Si sur le Plateau le paysage est devenu particulièrement monotone et rectiligne, la Rampe sud offre encore de grands espaces naturels avec une flore et une faune variées, surtout grâce à la présence des haies et des buissons où poussent un grand nombre d’espèces d’arbres et d’arbustes.

Au printemps, on remarque essentiellement l’Epine noire (que l’on peut aussi appeler Cerisier épineux) avec ses innombrables fleurs d’une blancheur immaculée, apparaissant en épis le long des rameaux. L’Aubépine à un style et l’Aubépine épineuse fleurissent plus tard et dégagent une forte odeur. En été, les fruits écarlates du Chèvre-feuille des haies, toujours disposés par paire, attirent notre attention. Le Sureau noir pousse surtout dans les endroits un peu moins secs, toujours le long du bisse. Ses fleurs répandent un parfum agréable, elles sont parfois utilisées pour confectionner une boisson très désaltérante. Les fruits mûrs par contre sont surtout utilisés pour faire de la confiture ou du sirop. Ils sont très appréciés par les oiseaux migrateurs, en particulier les Fauvettes. Le Frêne commun est également un composant important des haies. Il se plaît dans les endroits frais, sur un sol profond, léger et riche en matières nutritives. A l’opposé, l’Argousier n’est pas du tout exigeant, poussant en des endroits secs et rocailleux. L’Epine-vinette est aussi abondante et peu exigeante. La Viorne cotonneuse et le Cornouiller sanguin, qui n’ont par contre pas d’épines, sont présents presque dans chaque haie. Sous les fourrés ou en lisière poussent des plantes herbacées attrayantes comme le Géranium sanguin, le Géranium à feuilles rondes et, aux endroits particulièrement chauds, la Coronille élevée, à fleurs jaunes. Toutes ces plantes forment un fouillis souvent impénétrable favorable à la nidification et à l’alimentation de nombreuses espèces d’oiseaux, d’insectes et d’autres animaux. La Clématite des haies est plus gênante: elle recouvre des buissons entiers et menace d’asphyxie les jeunes pousses.

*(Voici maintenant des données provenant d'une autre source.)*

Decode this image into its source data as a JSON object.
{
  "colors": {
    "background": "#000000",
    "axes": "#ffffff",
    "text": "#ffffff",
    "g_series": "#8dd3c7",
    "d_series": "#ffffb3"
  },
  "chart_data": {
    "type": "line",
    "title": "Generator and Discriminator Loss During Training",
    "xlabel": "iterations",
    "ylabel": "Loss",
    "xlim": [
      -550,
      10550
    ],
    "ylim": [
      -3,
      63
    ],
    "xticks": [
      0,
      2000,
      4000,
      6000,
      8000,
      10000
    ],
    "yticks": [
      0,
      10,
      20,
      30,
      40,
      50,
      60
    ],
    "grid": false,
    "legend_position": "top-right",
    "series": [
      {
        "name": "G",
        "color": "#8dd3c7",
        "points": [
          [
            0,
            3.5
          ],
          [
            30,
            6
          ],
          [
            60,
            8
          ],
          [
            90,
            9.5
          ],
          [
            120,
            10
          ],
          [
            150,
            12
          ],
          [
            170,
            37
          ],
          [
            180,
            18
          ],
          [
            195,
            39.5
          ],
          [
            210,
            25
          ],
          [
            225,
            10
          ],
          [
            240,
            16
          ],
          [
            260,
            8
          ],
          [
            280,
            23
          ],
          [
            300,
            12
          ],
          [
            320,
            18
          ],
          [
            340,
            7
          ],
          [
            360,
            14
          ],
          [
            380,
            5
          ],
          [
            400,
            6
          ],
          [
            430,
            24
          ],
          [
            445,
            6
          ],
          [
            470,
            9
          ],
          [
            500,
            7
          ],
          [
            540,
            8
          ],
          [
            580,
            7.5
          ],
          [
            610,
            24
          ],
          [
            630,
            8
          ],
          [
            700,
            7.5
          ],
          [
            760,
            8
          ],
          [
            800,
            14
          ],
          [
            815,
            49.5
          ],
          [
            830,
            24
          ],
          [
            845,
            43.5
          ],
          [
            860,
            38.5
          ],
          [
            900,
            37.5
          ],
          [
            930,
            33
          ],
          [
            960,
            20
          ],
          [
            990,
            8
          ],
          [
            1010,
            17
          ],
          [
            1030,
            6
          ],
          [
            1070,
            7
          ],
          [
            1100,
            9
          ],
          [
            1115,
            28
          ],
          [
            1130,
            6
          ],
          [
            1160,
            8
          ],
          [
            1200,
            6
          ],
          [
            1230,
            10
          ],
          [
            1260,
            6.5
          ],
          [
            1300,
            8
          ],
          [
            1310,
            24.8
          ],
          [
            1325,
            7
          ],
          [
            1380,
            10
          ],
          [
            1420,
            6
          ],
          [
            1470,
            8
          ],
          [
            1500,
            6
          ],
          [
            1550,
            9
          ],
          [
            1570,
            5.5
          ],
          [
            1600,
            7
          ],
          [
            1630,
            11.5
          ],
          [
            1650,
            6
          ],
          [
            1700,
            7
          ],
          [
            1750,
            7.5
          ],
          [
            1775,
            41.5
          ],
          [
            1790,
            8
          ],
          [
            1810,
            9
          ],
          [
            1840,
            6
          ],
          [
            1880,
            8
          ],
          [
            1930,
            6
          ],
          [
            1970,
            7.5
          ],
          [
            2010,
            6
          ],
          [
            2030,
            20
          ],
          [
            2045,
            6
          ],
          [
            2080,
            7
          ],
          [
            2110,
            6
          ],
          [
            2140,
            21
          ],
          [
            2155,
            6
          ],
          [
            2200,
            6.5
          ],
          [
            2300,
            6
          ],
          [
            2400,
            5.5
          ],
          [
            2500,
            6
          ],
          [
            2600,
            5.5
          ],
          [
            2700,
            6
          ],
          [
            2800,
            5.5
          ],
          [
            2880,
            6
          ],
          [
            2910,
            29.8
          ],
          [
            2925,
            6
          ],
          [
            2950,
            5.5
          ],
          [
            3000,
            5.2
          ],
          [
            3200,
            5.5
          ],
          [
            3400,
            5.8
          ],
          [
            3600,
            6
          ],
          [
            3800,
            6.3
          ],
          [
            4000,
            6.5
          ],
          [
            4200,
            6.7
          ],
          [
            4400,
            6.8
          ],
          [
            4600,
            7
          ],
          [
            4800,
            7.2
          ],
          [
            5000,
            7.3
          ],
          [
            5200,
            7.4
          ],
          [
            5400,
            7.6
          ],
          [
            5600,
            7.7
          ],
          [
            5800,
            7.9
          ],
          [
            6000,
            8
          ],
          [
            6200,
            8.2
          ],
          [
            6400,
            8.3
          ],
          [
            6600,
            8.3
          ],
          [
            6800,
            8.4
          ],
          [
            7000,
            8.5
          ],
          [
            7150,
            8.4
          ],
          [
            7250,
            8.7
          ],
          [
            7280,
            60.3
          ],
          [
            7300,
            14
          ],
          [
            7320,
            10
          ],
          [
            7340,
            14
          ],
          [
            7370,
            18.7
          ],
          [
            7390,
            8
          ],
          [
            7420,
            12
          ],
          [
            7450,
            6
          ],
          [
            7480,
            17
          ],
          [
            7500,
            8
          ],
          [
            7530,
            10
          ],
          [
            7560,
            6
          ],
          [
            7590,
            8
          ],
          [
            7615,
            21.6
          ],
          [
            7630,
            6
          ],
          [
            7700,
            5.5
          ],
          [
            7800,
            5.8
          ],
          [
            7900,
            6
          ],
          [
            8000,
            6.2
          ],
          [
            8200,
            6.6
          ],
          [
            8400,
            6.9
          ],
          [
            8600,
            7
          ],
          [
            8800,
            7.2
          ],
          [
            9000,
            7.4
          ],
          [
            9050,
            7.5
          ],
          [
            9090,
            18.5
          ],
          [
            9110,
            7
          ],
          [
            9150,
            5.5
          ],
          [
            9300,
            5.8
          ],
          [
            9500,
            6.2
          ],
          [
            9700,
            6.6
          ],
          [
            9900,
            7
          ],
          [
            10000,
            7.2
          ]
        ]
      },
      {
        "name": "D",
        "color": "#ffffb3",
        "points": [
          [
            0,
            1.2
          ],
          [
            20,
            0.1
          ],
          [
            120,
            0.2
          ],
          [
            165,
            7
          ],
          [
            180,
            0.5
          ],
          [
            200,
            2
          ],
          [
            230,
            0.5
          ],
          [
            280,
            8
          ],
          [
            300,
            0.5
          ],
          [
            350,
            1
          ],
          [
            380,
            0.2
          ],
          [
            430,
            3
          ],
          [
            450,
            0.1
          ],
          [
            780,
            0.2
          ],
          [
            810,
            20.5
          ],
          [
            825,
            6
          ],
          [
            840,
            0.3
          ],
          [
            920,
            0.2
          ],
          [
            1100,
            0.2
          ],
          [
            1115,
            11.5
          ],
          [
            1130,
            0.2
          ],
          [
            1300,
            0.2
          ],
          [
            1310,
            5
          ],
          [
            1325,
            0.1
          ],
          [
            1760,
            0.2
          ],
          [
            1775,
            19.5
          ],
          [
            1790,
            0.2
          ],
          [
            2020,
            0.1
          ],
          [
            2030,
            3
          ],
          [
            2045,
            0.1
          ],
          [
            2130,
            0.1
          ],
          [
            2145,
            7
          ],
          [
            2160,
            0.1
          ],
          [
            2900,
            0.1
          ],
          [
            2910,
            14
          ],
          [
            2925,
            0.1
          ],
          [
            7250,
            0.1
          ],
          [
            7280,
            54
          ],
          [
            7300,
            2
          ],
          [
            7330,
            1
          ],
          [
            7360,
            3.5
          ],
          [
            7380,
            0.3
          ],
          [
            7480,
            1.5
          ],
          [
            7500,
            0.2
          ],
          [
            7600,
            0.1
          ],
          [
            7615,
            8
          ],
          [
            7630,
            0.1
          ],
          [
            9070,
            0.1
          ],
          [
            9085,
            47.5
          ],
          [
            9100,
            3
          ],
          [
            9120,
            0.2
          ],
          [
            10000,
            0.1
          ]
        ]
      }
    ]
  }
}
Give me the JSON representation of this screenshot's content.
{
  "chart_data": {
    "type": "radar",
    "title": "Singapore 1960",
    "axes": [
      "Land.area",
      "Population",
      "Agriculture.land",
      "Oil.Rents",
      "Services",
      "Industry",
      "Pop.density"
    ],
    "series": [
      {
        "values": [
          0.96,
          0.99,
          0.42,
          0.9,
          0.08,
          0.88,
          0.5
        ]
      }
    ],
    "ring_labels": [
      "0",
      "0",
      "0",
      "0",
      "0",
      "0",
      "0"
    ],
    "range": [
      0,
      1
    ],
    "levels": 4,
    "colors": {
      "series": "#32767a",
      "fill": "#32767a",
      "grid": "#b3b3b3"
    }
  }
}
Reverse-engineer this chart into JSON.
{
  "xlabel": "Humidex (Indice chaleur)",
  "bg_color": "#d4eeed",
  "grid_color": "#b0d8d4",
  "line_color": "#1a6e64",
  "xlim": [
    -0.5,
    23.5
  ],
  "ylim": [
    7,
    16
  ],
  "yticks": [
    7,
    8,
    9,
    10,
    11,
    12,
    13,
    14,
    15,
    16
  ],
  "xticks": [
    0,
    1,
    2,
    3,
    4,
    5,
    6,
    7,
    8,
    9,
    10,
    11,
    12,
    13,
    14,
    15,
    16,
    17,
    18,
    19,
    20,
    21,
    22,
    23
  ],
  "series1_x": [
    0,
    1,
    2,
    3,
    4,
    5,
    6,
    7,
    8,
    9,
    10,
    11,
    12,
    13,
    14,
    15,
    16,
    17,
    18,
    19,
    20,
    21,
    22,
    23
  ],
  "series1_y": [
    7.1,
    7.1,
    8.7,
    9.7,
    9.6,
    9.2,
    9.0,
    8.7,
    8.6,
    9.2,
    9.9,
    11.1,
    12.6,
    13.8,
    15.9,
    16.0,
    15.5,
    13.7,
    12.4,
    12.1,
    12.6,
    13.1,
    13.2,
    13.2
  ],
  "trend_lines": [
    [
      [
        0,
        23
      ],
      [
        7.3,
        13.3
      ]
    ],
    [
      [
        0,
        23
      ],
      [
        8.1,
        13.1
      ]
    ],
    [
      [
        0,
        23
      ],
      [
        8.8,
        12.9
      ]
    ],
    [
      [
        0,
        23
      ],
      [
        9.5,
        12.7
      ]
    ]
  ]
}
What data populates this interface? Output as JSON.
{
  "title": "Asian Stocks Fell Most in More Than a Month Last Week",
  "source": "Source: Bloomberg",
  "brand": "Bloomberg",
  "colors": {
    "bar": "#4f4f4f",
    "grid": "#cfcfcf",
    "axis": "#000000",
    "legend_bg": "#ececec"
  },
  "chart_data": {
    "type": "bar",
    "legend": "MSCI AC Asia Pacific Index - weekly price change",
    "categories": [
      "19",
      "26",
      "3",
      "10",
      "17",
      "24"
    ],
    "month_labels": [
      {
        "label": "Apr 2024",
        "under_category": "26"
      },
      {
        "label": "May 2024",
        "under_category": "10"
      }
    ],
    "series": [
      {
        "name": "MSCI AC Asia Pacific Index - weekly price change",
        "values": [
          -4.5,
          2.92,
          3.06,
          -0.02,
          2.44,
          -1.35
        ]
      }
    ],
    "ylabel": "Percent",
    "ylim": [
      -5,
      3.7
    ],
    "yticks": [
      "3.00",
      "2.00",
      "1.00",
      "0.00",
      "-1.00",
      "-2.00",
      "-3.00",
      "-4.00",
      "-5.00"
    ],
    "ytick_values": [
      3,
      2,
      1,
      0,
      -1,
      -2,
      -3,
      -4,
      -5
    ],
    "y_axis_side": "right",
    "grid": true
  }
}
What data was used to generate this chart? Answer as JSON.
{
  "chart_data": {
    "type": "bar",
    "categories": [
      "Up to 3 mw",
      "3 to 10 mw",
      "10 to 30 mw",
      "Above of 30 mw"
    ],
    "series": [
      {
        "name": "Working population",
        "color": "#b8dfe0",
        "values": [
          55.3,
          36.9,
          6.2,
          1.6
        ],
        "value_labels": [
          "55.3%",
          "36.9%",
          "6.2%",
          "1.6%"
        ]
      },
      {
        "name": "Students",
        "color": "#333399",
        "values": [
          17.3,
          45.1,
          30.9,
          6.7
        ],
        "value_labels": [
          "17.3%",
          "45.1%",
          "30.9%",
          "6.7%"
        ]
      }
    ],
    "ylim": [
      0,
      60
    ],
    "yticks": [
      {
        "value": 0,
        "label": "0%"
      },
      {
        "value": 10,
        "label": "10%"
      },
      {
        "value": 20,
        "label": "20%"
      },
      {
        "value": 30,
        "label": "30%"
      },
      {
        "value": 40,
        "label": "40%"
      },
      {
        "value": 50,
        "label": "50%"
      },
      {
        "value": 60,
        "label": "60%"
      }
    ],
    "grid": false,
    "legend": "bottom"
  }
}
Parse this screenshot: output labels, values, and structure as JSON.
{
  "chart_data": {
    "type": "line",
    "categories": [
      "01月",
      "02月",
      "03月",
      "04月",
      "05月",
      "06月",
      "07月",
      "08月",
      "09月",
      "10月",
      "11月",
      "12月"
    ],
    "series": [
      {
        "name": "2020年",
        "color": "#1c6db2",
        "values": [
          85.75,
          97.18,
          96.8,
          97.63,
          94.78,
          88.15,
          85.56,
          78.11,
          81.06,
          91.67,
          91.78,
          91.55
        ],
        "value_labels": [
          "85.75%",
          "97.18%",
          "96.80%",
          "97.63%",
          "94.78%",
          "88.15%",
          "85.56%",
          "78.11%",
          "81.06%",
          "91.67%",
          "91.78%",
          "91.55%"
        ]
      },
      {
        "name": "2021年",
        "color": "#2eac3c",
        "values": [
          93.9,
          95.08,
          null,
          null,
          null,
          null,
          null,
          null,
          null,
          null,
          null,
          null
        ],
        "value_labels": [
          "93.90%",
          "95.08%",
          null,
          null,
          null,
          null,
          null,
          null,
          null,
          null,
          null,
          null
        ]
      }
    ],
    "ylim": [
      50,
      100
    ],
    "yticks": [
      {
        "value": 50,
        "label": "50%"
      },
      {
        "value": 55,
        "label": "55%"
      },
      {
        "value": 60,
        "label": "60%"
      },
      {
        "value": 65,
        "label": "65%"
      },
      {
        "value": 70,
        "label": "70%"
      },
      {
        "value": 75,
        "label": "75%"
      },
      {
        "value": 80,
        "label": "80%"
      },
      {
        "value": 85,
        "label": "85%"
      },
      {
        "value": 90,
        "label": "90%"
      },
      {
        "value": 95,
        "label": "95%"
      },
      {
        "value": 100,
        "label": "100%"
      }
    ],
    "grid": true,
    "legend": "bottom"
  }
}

Le Troène est un buisson touffu avec des rameaux allongés en forme de verge des feuilles presque charnues, que l’on retrouve souvent dans les jardins. Les Chênes sont également abondants dans les haies et les fourrés. La plupart du temps, ce sont des hybrides mais les caractéristiques du Chêne pubescent, l’espèce qui s’adapte le mieux aux conditions de sécheresse et de chaleur, se reconnaissent souvent: la face inférieure de ses feuilles est munie de poils.

L’Erable champêtre, avec ses petites feuilles, aime chaleur et sécheresse. Le Sorbier alisier, à la face inférieure des feuilles blanchâtre, ressort nettement du feuillage vert des autres arbres. Ses feuilles assurent une protection contre une trop forte évaporation, En automne, les fruits mûrs d’un rouge éclatant, sont visibles de loin et attirent les Merles et les Grives. En été par contre, les grandes fleurs lilas des Eglantiers ornent les buissons et illustrent très bien la différence entre la finesse et la légèreté des plantes sauvages par rapport à la lourdeur et à l’exagération des plantes cultivées. Parmi les insectes, plusieurs espèces de Coléoptères, appartenant à famille des Cléridés notamment, profitent des fleurs. On rencontre aussi régulièrement des Cerisiers sauvages, des Noisetiers de même que l’Astrale à feuilles de Réglisse.

Tout bien considéré les buissons et les haies ont une fonction écologique extrêmement importante. Ils représentent un biotope d’importance nationale pour maintes espèces d’oiseaux. Presque la moitié des espèces de Suisse y vit. Les ornithologues fondent un grand espoir de voir se perpétuer ces cultures traditionnelles en évitant soit le piège d’une intensification outrancière soit leur abandon. Cette fonction écologique compense facilement la perte des surfaces occupées par les cultures. Reste à espérer que haies et buissons puissent être conservés à l’avenir. Ce sont des éléments essentiels du paysage qui font souvent la liaison entre différents biotopes. Les préserver serait une contribution importante à la sauvegarde du caractère diversifié de la Rampe sud.